Aditi Ashok's stroke of genius

At 23, the golfer has catapulted India on to the world stage with a fourth-place finish at the 2020 Tokyo Olympics. And she's only getting started

Kathakali Chanda
Published: Dec 21, 2021 02:52:50 PM IST
Updated: Jan 5, 2022 07:02:31 PM IST

I've been a journalist for over a decade, working across newspapers and magazines. At Forbes India, I write and edit stories on varied themes. I am a sports buff — turning to the back pages of the newspaper first— and keenly follow current affairs, pop culture and new trends at the intersection of politics, business and culture. Being an inveterate foodie, I often end up writing about it.

Aditi Ashok first woman golfer to qualify for two consecutive Olympics
Image: Donald Miralle / AFP

Aditi Ashok started playing golf with her parents on weekends when she was five-and-a-half years old. At six and two months, she played an 18-hole course, the standard that’s manoeuvered by pros. Not often do you expect six-year-olds to hang around for a game that spans four-plus hours. It didn’t take her parents much convincing, thus, when she wanted to play golf for a living.

Back then, few in India had heard of women golfers; even the exploits of men like Jeev Milkha Singh, Anirban Lahiri, Gaganjeet Bhullar and Jyoti Randhawa were followed by only a niche set of fans. But Aditi showed the passion and perseverance—including waking up at 5.30 am on weekends to practice before peak hour—to turn traditions on their heads despite the absence of a role model or a roadmap.

When she was seven, Aditi won her first junior tournament. “The win motivated me to keep practising, so that I could play more tournaments. I really enjoyed playing tournaments,” she says. Two years later, she visited the first ladies European tour event that was taking place in India—in 2007, at the Eagleton Golf Resort in Bidadi, Karnataka. “I was one of those kids walking around, collecting autographs, watching players,” says the Bengaluru resident. “It was also the first time I saw what professional women’s golf was like. That event made me want to do what the ladies were doing. From age 10, everything I was doing was to help me head in that direction.”

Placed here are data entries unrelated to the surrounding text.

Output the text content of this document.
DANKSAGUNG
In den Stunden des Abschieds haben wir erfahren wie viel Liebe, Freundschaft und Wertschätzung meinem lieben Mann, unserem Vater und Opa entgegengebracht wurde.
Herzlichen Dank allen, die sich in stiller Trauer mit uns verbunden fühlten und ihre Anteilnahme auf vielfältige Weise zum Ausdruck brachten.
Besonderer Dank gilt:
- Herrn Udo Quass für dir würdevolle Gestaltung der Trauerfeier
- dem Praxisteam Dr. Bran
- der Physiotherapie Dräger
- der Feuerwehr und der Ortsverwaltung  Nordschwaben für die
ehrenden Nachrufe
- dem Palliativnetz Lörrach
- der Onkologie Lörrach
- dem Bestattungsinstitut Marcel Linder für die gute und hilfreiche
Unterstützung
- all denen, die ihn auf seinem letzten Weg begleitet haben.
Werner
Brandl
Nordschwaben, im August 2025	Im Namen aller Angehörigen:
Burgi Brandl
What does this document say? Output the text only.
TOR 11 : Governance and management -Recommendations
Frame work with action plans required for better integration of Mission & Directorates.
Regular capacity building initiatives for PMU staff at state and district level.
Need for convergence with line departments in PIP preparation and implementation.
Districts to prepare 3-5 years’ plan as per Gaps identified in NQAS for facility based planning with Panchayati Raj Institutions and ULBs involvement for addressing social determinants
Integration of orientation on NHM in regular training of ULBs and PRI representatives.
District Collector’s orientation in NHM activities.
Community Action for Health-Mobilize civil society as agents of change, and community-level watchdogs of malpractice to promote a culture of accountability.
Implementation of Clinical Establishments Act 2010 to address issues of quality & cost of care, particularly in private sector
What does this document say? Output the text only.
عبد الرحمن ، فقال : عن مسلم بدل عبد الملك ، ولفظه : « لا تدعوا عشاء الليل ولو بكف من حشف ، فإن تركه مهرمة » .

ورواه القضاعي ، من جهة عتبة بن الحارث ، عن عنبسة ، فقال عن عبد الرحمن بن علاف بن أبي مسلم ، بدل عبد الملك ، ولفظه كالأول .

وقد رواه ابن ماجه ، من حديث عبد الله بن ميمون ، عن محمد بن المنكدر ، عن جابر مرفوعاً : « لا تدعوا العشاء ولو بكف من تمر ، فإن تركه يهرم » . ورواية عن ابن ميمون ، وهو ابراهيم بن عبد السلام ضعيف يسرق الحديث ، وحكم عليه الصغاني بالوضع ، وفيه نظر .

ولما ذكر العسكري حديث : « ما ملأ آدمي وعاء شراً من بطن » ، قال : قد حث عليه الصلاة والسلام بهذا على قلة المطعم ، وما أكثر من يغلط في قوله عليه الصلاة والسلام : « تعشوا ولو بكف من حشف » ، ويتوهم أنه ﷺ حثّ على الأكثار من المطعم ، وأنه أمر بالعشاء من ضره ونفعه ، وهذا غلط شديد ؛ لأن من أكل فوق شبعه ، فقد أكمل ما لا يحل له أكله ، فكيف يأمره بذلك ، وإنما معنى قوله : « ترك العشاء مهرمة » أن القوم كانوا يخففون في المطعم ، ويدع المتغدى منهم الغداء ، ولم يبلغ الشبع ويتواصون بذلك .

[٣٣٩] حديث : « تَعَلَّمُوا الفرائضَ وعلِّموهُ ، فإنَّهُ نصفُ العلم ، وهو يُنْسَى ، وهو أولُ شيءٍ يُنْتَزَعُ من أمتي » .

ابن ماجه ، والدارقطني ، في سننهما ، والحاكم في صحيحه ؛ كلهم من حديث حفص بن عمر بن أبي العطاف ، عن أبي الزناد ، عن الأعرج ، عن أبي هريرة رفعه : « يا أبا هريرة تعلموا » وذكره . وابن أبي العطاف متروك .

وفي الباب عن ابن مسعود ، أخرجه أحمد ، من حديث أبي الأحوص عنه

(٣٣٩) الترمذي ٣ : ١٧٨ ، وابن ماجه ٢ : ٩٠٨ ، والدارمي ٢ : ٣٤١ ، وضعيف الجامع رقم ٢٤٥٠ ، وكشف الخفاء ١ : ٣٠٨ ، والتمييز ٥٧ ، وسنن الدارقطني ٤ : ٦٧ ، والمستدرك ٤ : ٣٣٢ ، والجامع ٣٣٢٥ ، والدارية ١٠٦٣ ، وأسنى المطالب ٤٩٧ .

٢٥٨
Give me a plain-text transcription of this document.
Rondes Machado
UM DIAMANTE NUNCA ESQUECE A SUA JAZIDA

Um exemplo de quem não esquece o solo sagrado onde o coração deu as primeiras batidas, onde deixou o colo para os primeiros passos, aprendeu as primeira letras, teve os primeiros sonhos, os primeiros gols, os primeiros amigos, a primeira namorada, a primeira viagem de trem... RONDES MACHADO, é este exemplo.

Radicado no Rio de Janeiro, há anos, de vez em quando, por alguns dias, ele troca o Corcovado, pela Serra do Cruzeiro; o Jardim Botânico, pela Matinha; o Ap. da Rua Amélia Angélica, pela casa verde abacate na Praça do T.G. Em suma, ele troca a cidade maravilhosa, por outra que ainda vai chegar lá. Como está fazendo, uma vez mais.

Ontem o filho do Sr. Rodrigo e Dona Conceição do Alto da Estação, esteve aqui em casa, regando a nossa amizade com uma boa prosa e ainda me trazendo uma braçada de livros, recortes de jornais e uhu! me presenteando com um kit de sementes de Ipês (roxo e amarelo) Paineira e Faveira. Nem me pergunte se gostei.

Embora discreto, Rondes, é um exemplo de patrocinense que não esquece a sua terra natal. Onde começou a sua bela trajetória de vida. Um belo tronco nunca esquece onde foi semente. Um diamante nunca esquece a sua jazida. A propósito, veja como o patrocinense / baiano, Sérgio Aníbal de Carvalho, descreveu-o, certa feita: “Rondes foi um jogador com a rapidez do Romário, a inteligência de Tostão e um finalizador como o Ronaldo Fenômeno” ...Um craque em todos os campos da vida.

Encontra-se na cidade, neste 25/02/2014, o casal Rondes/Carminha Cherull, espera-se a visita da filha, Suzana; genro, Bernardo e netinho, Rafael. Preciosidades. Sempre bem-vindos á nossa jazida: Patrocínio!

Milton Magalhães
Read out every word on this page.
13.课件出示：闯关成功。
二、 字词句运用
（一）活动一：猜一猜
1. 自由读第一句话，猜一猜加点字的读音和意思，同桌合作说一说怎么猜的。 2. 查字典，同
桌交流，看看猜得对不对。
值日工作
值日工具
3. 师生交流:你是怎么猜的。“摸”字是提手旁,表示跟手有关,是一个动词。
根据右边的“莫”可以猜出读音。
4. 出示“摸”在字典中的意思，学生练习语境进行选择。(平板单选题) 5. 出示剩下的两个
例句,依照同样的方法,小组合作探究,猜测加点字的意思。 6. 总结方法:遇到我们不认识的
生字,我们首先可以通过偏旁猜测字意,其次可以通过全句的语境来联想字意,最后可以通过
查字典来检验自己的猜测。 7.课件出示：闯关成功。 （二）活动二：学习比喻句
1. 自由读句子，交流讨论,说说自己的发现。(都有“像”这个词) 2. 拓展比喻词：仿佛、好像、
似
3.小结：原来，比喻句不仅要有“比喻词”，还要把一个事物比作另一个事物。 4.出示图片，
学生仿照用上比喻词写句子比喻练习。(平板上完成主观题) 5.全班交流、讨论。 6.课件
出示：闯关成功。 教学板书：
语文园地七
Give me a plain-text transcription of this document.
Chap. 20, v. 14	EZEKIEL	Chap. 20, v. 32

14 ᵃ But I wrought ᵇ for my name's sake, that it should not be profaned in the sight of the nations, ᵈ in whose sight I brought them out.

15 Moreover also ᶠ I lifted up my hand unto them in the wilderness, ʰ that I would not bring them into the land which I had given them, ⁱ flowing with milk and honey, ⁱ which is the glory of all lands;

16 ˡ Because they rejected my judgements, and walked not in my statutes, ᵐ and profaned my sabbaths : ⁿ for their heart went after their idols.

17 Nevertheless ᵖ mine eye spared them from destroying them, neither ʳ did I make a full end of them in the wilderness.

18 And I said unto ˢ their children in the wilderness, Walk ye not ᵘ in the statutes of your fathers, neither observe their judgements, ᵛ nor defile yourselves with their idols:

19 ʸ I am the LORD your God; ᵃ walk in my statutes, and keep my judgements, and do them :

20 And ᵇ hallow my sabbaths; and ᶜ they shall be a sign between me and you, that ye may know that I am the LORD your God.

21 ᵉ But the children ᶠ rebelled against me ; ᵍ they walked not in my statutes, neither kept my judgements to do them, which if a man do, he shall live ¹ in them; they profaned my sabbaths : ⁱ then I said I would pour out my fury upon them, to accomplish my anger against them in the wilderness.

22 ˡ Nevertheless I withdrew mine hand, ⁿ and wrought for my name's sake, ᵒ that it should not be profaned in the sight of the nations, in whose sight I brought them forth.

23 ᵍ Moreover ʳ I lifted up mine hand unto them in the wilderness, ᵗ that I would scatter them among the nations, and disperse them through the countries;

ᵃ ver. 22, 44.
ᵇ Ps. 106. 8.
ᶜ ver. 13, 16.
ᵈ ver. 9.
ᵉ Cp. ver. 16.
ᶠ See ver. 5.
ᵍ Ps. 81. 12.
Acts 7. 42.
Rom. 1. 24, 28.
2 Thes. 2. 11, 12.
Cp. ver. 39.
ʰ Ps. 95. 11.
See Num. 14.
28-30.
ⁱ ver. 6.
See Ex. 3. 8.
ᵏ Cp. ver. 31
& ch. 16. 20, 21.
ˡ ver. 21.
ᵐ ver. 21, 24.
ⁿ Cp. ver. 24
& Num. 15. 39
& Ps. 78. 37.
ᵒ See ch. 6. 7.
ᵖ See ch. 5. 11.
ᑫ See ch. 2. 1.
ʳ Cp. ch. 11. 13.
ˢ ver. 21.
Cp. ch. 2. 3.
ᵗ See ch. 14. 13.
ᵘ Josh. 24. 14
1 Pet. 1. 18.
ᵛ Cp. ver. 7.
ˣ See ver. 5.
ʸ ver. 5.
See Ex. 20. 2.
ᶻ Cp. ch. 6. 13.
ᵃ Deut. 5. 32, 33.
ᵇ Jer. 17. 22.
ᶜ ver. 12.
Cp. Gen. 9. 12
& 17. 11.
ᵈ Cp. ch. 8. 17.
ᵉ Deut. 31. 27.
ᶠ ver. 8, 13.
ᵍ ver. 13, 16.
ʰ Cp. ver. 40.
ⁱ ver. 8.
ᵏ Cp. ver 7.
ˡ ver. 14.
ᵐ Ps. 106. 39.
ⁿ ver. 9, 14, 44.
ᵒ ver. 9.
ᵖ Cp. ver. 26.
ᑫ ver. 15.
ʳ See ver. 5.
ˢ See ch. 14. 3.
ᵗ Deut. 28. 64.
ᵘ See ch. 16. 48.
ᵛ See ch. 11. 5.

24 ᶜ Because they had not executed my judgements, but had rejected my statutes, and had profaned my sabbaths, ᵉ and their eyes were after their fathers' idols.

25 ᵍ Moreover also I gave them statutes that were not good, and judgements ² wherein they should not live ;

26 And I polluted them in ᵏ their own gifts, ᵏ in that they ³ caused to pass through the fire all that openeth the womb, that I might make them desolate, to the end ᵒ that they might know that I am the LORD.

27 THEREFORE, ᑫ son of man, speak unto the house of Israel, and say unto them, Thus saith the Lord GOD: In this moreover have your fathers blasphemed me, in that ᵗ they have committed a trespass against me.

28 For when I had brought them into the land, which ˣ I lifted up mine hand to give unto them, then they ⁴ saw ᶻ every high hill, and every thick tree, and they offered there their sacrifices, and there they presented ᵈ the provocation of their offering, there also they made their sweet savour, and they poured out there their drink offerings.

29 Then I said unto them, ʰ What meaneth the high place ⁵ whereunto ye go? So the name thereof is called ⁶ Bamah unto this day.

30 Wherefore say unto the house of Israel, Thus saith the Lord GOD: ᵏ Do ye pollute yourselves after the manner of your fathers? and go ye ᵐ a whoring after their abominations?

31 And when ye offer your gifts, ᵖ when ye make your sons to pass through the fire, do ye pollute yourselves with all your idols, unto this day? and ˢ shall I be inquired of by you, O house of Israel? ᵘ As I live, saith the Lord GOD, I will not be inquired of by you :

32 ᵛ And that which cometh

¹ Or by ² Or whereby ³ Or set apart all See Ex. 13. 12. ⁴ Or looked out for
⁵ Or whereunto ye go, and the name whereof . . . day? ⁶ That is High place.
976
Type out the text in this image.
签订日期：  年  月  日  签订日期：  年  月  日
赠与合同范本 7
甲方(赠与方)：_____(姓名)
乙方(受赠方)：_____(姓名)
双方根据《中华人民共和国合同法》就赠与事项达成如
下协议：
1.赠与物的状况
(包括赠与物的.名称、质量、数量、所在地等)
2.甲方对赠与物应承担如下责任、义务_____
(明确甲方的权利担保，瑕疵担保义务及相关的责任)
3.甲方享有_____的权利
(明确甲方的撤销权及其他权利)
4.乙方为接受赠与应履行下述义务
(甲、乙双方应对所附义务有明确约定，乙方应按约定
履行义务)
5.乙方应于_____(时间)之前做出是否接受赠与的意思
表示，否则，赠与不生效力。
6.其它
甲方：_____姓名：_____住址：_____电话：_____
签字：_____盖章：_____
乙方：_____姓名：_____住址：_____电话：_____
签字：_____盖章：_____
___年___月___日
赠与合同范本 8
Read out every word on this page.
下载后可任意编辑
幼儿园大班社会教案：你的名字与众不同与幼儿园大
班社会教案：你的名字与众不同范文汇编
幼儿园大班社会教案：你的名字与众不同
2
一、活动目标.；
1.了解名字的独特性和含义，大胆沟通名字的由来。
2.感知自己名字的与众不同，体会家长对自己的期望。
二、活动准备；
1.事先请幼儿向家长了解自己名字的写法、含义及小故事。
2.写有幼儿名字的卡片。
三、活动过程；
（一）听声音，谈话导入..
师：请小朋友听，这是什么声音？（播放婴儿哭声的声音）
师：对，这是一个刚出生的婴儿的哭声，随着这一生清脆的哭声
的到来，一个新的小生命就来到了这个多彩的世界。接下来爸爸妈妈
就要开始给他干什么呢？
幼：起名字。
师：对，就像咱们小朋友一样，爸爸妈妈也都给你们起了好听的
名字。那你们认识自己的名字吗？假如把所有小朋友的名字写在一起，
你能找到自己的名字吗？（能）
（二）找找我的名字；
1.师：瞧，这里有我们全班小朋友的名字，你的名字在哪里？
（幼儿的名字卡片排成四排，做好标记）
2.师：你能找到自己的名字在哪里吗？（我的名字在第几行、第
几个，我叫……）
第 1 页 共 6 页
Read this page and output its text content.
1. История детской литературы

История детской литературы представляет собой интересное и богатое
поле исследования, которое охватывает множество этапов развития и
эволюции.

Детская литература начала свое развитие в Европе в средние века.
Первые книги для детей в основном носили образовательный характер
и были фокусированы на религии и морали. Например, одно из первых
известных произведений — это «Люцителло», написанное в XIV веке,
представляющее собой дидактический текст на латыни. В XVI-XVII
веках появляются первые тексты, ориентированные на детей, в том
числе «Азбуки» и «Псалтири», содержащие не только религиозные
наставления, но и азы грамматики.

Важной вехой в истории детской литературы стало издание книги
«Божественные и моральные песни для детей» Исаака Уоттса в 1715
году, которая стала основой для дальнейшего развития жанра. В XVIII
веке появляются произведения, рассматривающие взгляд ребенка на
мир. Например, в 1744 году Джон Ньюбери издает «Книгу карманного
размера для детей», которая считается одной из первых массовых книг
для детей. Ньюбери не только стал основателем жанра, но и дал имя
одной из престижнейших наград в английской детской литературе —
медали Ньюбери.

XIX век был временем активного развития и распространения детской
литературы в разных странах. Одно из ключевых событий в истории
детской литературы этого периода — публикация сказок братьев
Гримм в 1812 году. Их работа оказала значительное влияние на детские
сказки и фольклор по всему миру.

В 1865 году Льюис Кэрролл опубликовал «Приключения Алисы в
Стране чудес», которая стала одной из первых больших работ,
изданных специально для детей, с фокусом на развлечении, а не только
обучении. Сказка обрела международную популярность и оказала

Fourteen years on, life has come full circle. Aditi (23) has crossed over to the other side where she can make an entire nation wake up at 5 am to watch her play. She began the Tokyo Olympics in August as World No 200—no one gave her much of a chance to make a mark, except for a footnote in Indian sports history as the first woman golfer to qualify for two consecutive Olympics. By the time she was done, she finished fourth, within sniffing distance of the bronze medal, going neck-and-neck with top golfers for most of the tournament. An average Indian might still not be able to tell a birdie from a bogey, but post-Tokyo, everyone knows who Aditi Ashok is.

“The way she played at the Olympics was outstanding,” says Jeev Milkha Singh, a four-time European tour champion and the first Indian golfer to break into the top 100. “She had just recovered from Covid, was weak and was driving the ball 30 to 40 yards shorter than the other girls. Yet she came so close to winning a medal.”

Despite the relative obscurity of golf, especially the women’s game, in India, Aditi set her sights high right from the beginning. “I wasn’t focussed on playing in India. I always had the motivation to reach the LPGA [the American tour],” says Aditi, who turned pro in 2016, also the year she won the European tour’s Rookie of the Year award. “To prepare for that, I was keen on playing more tournaments, where Indians usually wouldn’t compete.”  

When she was 14, Aditi heard that golf would be included in the 2016 Olympics. It gave her the impetus to compete in professional tournaments even as an amateur and gather the experience and expertise to represent India in the prestigious event. At 18, she became the first Indian woman golfer to head to the Rio Olympics, months after she completed her Class 12 board exams. While she finished 41st in the tournament, Aditi, the youngest golfer on the field, returned with a bagful of takeaways. “I couldn’t deal with a different playing condition and the situation of being in the Olympics. I did well in the first two days, but then began to slip. I realised I had to improve as a golfer,” she says. 

The next year, she qualified for the LPGA, and has been playing there every year since. Pitted against the world’s best golfers, the highly competitive LPGA circuit helped her identify her weaknesses and act on them. “That was the big difference in Tokyo. In the LPGA, I spent several seasons playing against the top 100 golfers every week,” says Aditi. “It conditioned my game and made me a much better player from Rio.”


“I know finishing fourth isn’t great when they give out three medals,” she adds. “But it was still good to be part of a world-class field and hold my own.”

With her spectacular performance, Aditi has given women’s golf a visibility like never before. Says Singh, “She’s given hope to not just the women, but every golfer to go out there and become champions. Her performance in the Olympics has opened up a lot of doors and dreams for Indian golfers.”